そして、難波に着いた3人は、改札を出て戎橋方面へと向かって歩いて行った。
空も少しずつ暗くなって来ていたので、
ミナミの街のネオンにも電気が付き、LEDの電飾がキレイに輝いていた。
「エリカさん、ここが戎橋です。」
「うわー、すごーい。」
「後ろを見てください。」
「何なに?」
と、エリカが振り向くと、とてつもなく巨大なスクリーンがあった。
「このスクリーン、何でも日本一の大きさを誇るスクリーンらしいんです。」
「へぇー、凄い迫力あるね。」
「でしょ?」
「じゃ、グリコが見えるトコまで行きましょう。」
3人は、戎橋筋商店街側から、心斎橋筋商店街側まで橋の上を歩いた。
「エリカさん、後ろ、向いて下さい。」
「あっ!すごーい!テレビで見たのと同じだー!」
「そうでしょう?」
ちょうどそこに、警ら中だった若い婦警さんが居たので、3人で一緒に写メを撮ってもらえるよう、真琴がお願いし、その婦警にスマホを渡すと、婦警は快く引き受けてくれ、3人は一緒にグリコのポーズを取って、
写真を撮ってもらい、婦警にお礼を言い、スマホを返してもらった。
そして、真琴が、LINEメールで2人にその写メを同時送信した。
するとエリカはとても喜んで、
今まで2人が見たことも無い、エリカの楽しそうな笑顔を見て、真琴たちも嬉しくなった。
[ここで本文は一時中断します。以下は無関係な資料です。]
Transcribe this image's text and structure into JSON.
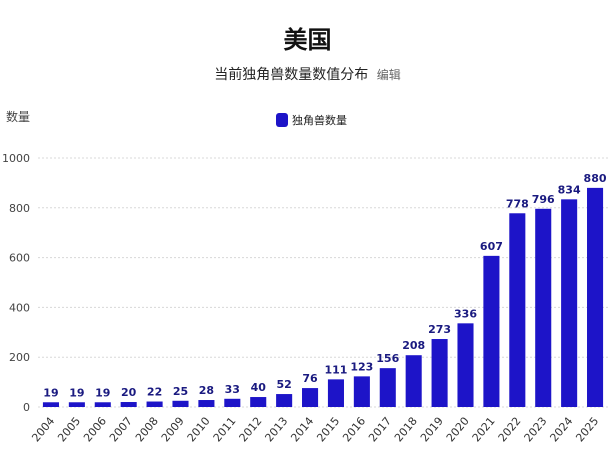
{
  "title": "美国",
  "subtitle": "当前独角兽数量数值分布",
  "edit_link": "编辑",
  "colors": {
    "bar": "#1d14c8",
    "bar_label": "#1a1a80",
    "grid": "#d8d8d8"
  },
  "chart_data": {
    "type": "bar",
    "title": "美国",
    "subtitle": "当前独角兽数量数值分布",
    "xlabel": "",
    "ylabel": "数量",
    "ylim": [
      0,
      1000
    ],
    "yticks": [
      0,
      200,
      400,
      600,
      800,
      1000
    ],
    "grid": true,
    "legend_position": "top-center",
    "categories": [
      "2004",
      "2005",
      "2006",
      "2007",
      "2008",
      "2009",
      "2010",
      "2011",
      "2012",
      "2013",
      "2014",
      "2015",
      "2016",
      "2017",
      "2018",
      "2019",
      "2020",
      "2021",
      "2022",
      "2023",
      "2024",
      "2025"
    ],
    "series": [
      {
        "name": "独角兽数量",
        "values": [
          19,
          19,
          19,
          20,
          22,
          25,
          28,
          33,
          40,
          52,
          76,
          111,
          123,
          156,
          208,
          273,
          336,
          607,
          778,
          796,
          834,
          880
        ]
      }
    ]
  }
}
そこで、真琴がスマホの時計を見ると、もう7時を回っていた。
「エリカさん?」
「あ、はい。」
「あの、飛鳥の親って、会社の社長をしていて、凄く厳格で厳しい方なんです。」
「そうだったんだ。」
「だからやっぱり今夜はホテルに一緒には泊まれません。」
「うん、いいよいいよ。そうだろうな、って思って、あのまま部屋に居たらお兄ちゃん絶対2人のこと返さないと思ったから私、外に出たい、って思って連れて来てもらったの。だから、ホテルまで送ってもらえたらあとは自分で帰れるから、大丈夫大丈夫。」
「ありがとうございます。」
「で、結局お2人はあと何日くらい大阪に居るんですか?」
「分かんないよ。私が大丈夫になるまで、かな。」
「エリカさん、どこかご病気でも?」
「そんなんじゃないって。私もね、学校でいろいろあってね。」
「そうだったんですか。」
「じゃあ滞在中、時間あったらいつでも私たちを呼び出して下さいね。」
「放課後ならいつでも時間作りますから。」
「ありがとう。」
「あ、そうや。」
「はい?」
「えと、大阪から地元に帰る前の日、ウチか飛鳥にメールか電話もらえませんか?」
「どうかした?」
「んと、私たち2人で新大阪駅のホームまで見送りに行きますから。」
「ありがとう、嬉しいわ。」
そう言って3人は再び御堂筋線に乗り、天王寺まで戻り、エリカをホテルのフロントまで送り、見送ったあと、2人も上町線に乗って家路に着いた。
その車内…。
「はぁ…。」
「どしたん?まこちゃん。」
「うん、鈴原さんのこと。」
「あぁ。」
「明日、部活行ったらウチ、ちゃんと謝るわ。」
「うん、そうしぃそうしぃ。それがええわ。ウチら、ちょっと他の人たちと話ししなさ過ぎやったからな。」
「うん。あんなん言われてもしゃあないわ。」
「そやな。」
と、そこに、車内アナウンス。
「次は、姫松、姫松。」
「あ、着くで。」
「そやな。」
姫松駅に着いた電車から降りた2人は、「ほなまた明日なー。」と言って手を振り、お互いの家の方向へと歩いて行った。
飛鳥が高校に入学してから、合コンやデート、そして藤坂たちと出会ったり、
この短期間で様々な出来事があったので最近少し疲れていた。
そして今日もいろいろあった一日が終わった。